Several months ago I was quickly scanning through me newsfeed app and saw something from the NY Times about hostile architects. I thought OH MY GOD, an article about my wife – she is hostile at times and is an architect. I clicked on the article expecting some links to support groups but instead it was about hostile ARCHITECTURE…my mind was blown, because I didn’t even know hostile architecure was a thing. I was planning to write something about that article but then it slipped my mind and then COVID-19 happened.
Now is a great time to revisit that topic. According to Wikipedia, hostile architecture is “the intentional design strategy that uses elements of the built environment to guide or restrict behaviour in urban space”. The picture below is a park bench and to deter people from sleeping on it, they put hand rails along the bench…that’s hostile architecture. Personally I feel it should be called hostile design but who is going to argue with an architect about semantics…not I.

After reading that NY Times article one of the first things that popped in my head was how badly designed public toilets are, with all their “touch points” for germs. In this post COVID-19 world, this is now a major concern and so much potential for better designs. Of course as a technology person, my first preference is to throw a bunch of technology at the problem. Proximity sensors for the doors, self-flushing toilets, auto sensing soap dispensers, etc… and that’s the problem.
Technology is not the only answer, a better design that thinks through how people use the bathroom facilities is the right approach and using the hostile architecture approach of “using elements of the built environment to guide or restrict behaviour” in a healthier way. I feel this is the beginning of “healthy architecture” and will be the new normal. Technically, this way of thinking should have been there from the beginning but I suspect it will now be front and center when designing new spaces.
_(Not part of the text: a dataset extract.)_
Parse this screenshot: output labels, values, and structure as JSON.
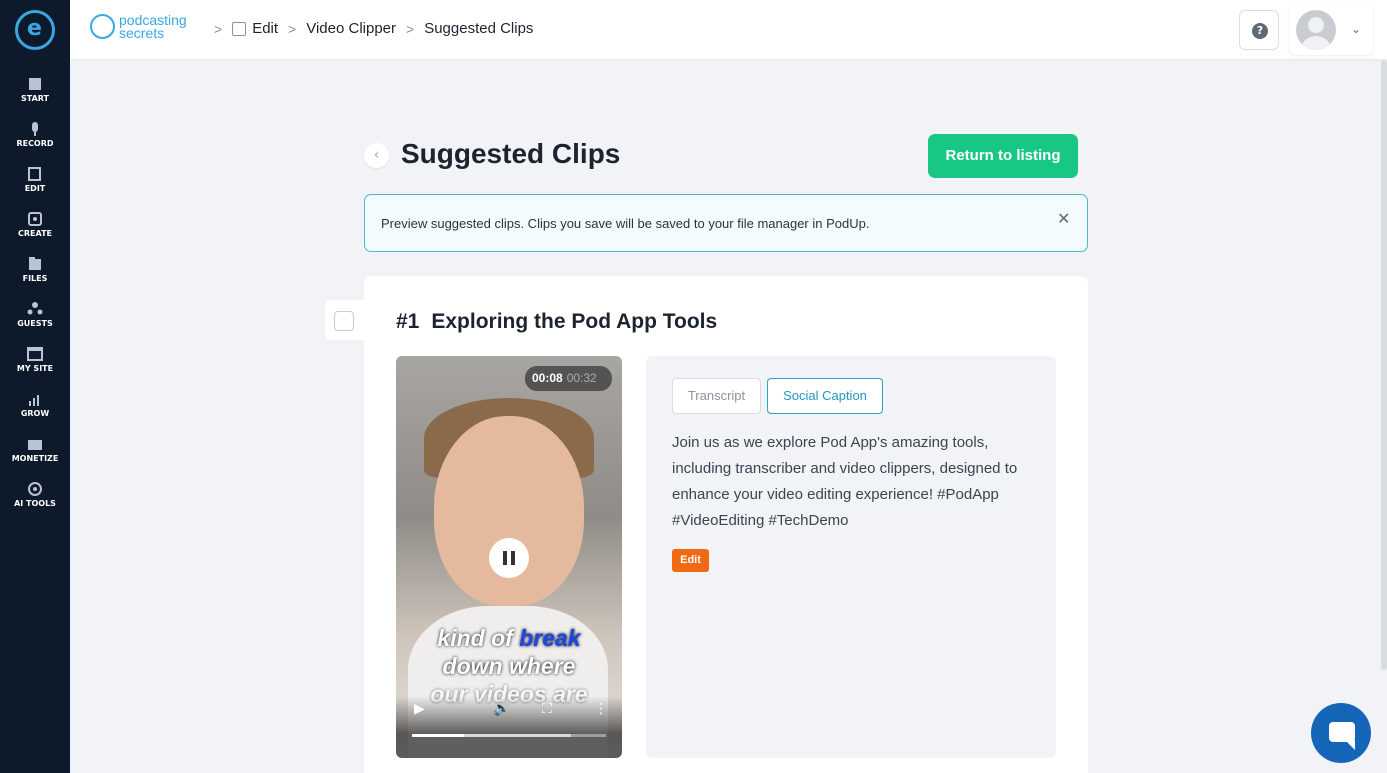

Back to the public facilities example, instead of having a single entry and exit have a separate entry and exit so the flow of people is in a single direction, no doors to the facility so you don’t need to use your hands to push/pull the door. Another example, the door to the bathroom stall should be operated via a foot pedal not a door handle. It goes beyond the bathroom and more todo with the public spaces, what about touching elevator buttons and handrails?
Over the past month, I’ve been listening to several of my wife’s architecture/design conference calls discussing what is going to happen post COVID-19. Most of them are like many other industry calls, no one really knows how things will unfold and it’s just a way for people to feel connected to their fraternity. In this spirit of germ-free architecture, I wonder if architects would work together to come up with a set of reference designs that people can use at no or low cost. It’s similar to the technology industry and their use of open-source software to build some of the biggest names on the internet like Facebook, Google, Amazon, etc…. In fact, I envision it would be something similar to Opendesk. Opendesk is where furniture designers share designs and then those designs get executed locally. This would benefit many people and allow the best designs to be implemented.
I believe every industry will have to think differently post COVID-19 and what worked just 2 months ago will most likely need to change to survive to this new normal.